Uh oh. She’s back.
I had given a copy of Captain Corelli’s Mandolin to Chris for our first anniversary (Paper! Genius!), since he chose a passage from it as a reading at our wedding. (I also gave him a collection of Ogden Nash poems, since we also had the Tin Wedding Whistle read (my choice). I think the two pieces offered quite a nice contrast to each other: one is sweet and sombre, and the other is goofy and playful… does anyone else see the parallels?) The book has a lovely inscription from me inside the front cover…twice. There are no reliable witnesses, but at least one of them (and possibly both) were written after a day of wine tasting in Sonoma, and possibly after dinner, as well, which required another full bottle of wine and probably an opening cocktail or so…and maybe a glass of wine before bed, too. (Let’s call those the Good Old Days, hmm?)

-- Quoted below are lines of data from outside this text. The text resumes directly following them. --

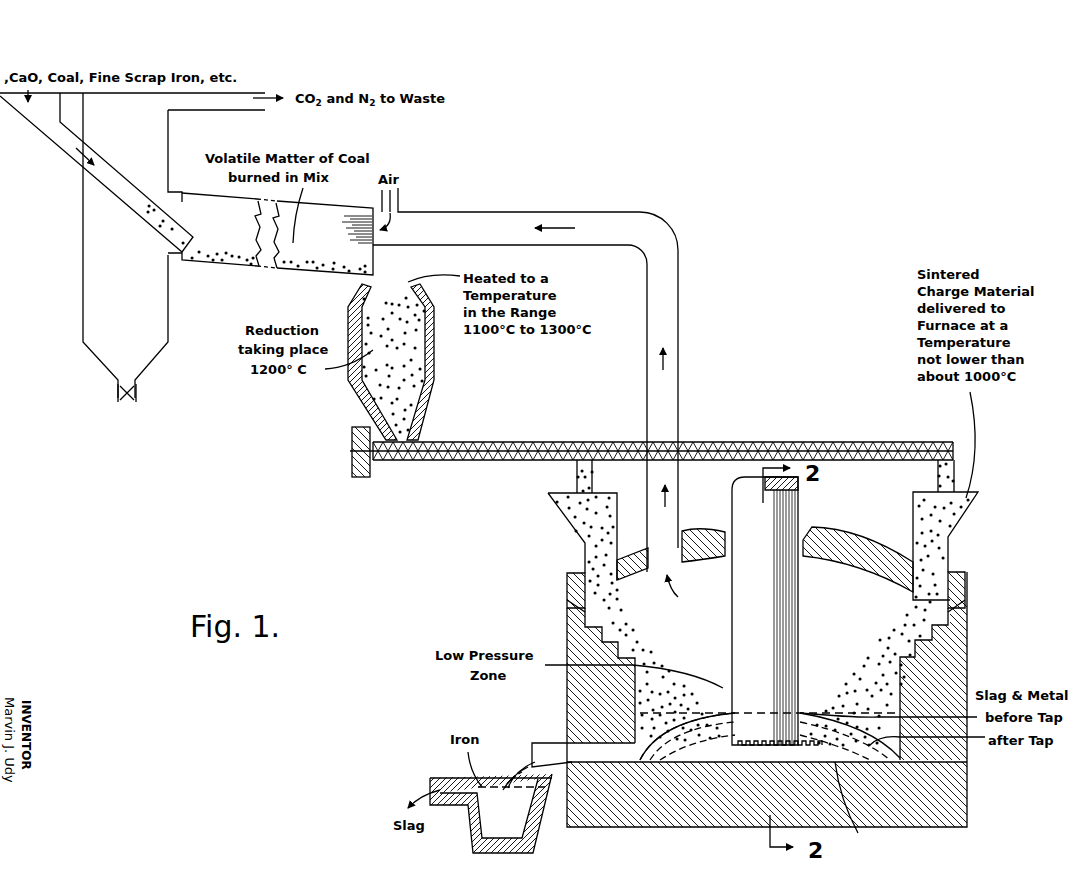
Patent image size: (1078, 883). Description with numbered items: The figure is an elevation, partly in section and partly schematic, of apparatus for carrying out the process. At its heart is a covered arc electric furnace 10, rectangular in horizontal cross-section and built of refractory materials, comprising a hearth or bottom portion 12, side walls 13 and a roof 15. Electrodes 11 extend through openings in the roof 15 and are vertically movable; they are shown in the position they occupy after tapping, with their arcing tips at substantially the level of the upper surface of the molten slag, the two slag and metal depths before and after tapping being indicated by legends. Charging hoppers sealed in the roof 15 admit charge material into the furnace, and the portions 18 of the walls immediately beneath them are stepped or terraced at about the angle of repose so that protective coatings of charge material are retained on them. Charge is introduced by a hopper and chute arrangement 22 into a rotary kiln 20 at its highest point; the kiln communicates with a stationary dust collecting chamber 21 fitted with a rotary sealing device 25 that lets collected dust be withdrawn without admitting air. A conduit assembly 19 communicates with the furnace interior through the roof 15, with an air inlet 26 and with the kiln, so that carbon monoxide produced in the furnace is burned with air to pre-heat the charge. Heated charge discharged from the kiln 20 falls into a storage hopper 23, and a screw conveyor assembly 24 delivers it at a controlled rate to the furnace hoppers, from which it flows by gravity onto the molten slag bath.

The electric furnace 10 is at (967, 662).
The electrodes 11 is at (800, 512).
The hearth or bottom portion 12 is at (716, 783).
The side walls 13 is at (950, 690).
The roof 15 is at (862, 533).
The portions of the side and end walls 18 is at (938, 633).
The conduit assembly 19 is at (680, 385).
The rotary kiln 20 is at (228, 264).
The dust collecting chamber 21 is at (83, 290).
The hopper and chute or conduit arrangement 22 is at (62, 148).
The storage hopper or chamber 23 is at (434, 368).
The screw conveyor assembly 24 is at (857, 442).
The rotary sealing device 25 is at (117, 395).
The air inlet 26 is at (402, 194).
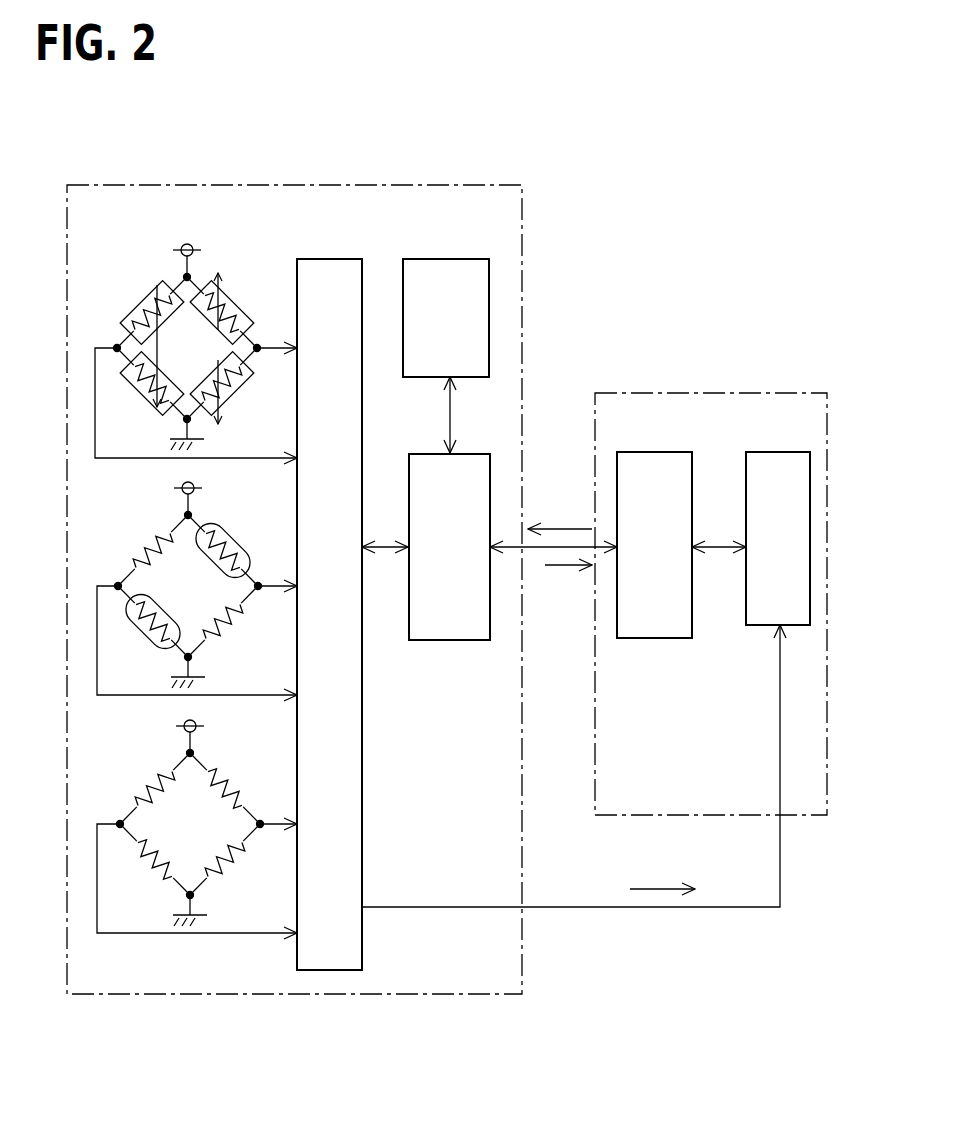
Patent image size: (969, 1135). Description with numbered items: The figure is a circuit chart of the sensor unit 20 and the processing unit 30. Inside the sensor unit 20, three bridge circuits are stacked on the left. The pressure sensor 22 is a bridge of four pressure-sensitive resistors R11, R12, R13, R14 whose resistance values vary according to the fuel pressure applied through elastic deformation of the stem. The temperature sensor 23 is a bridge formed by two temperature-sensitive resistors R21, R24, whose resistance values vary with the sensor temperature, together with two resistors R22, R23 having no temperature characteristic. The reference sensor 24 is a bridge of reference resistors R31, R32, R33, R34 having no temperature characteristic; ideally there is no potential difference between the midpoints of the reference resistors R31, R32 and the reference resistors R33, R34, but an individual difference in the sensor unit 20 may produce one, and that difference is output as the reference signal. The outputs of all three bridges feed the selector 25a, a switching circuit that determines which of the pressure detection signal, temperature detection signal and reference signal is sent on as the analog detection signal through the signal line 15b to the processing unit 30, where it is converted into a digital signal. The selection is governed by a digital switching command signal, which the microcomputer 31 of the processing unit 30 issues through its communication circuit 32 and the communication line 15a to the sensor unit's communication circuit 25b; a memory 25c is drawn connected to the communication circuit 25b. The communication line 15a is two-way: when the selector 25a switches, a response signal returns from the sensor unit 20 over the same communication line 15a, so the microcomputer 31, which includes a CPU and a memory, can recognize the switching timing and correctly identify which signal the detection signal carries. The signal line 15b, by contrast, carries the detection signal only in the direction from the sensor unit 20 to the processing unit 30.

The sensor unit 20 is at (244, 185).
The pressure sensor 22 is at (166, 346).
The temperature sensor 23 is at (166, 584).
The reference sensor 24 is at (166, 821).
The selector 25a is at (333, 259).
The communication circuit 25b is at (428, 453).
The memory 25c is at (447, 259).
The processing unit 30 is at (645, 393).
The microcomputer 31 is at (772, 452).
The communication circuit 32 is at (652, 452).
The communication line 15a is at (533, 552).
The signal line 15b is at (661, 909).
The pressure-sensitive resistor R11 is at (233, 306).
The pressure-sensitive resistor R12 is at (233, 395).
The pressure-sensitive resistor R13 is at (144, 306).
The pressure-sensitive resistor R14 is at (144, 395).
The temperature-sensitive resistor R21 is at (234, 544).
The resistor R22 is at (234, 633).
The resistor R23 is at (145, 544).
The temperature-sensitive resistor R24 is at (145, 633).
The reference resistor R31 is at (236, 782).
The reference resistor R32 is at (236, 871).
The reference resistor R33 is at (147, 782).
The reference resistor R34 is at (147, 871).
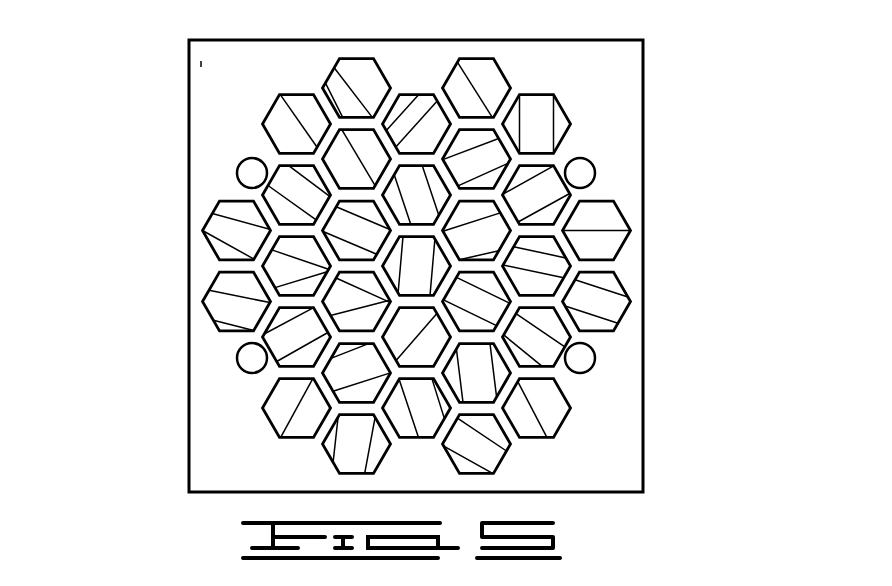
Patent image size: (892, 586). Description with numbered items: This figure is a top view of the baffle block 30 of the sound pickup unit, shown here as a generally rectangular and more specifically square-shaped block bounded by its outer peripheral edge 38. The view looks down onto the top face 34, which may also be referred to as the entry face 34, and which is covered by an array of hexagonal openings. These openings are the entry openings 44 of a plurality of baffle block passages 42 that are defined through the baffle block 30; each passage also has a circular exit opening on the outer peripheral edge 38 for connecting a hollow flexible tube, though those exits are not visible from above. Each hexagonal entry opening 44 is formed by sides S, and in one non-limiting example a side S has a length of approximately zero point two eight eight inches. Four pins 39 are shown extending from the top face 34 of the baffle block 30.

The baffle block 30 is at (394, 266).
The top face 34 is at (220, 84).
The outer peripheral edge 38 is at (340, 266).
The pins 39 is at (238, 171).
The baffle block passages 42 is at (643, 105).
The entry opening 44 is at (562, 108).
The side S is at (628, 298).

Anyhoo, Chris took his time in reading it, but really enjoyed it, and said that he thought I would, too. So it recently made its way to the top of the pile on my bedside table (which currently features The Abs Diet and Joy Fielding’s Lost, to give you an idea of what’s coming up).
Well. I wanted to like it, so desperately.
Let’s start with the good. Louis de Bernières can write; there’s no doubt about that. His turns of phrase are beautiful and apt. His observations are humorous and lifelike, and the characters (for the most part) likeable and honourable (oh, Carlos!). In every book I read, I dog-ear a page or two with a memorable passage that catches my attention; this book is full of them. It was a powerful, moving ride of highs and lows, and I alternated between laughing out loud and crying.
But, the story. Sigh. It’s a love story, sort of, but mostly a story about the Second World War and how it affects the people on a Greek island. It depicts Italians and Greek and Germans and English, the good and the monsters and the fools of all of them, but shows everyone as human, which must have been hard at times. Without having looked anything up, I’ll assume that it’s also historically accurate. BUT, historical accuracy aside, I hate when bad things keep happening to good people. Repeatedly. To really, really good and kind people. Yes, yes, war is hell. And yes, that Greek island went through a lot, over many years. But what about the love story? What about karma? What about happy endings?
As Chris says, it WAS a happy ending. Not to spoil it for anyone, but for me, a happy ending would have come about 40 years before it did. I found that its “happy” ending was ironic; “bittersweet” doesn’t cover it, because there was so much more bitter than sweet. I guess it’s a good sign that I identified so much with the main character that I was angry/bitter/cheated FOR her, and still am, about a month after having finished it, but still!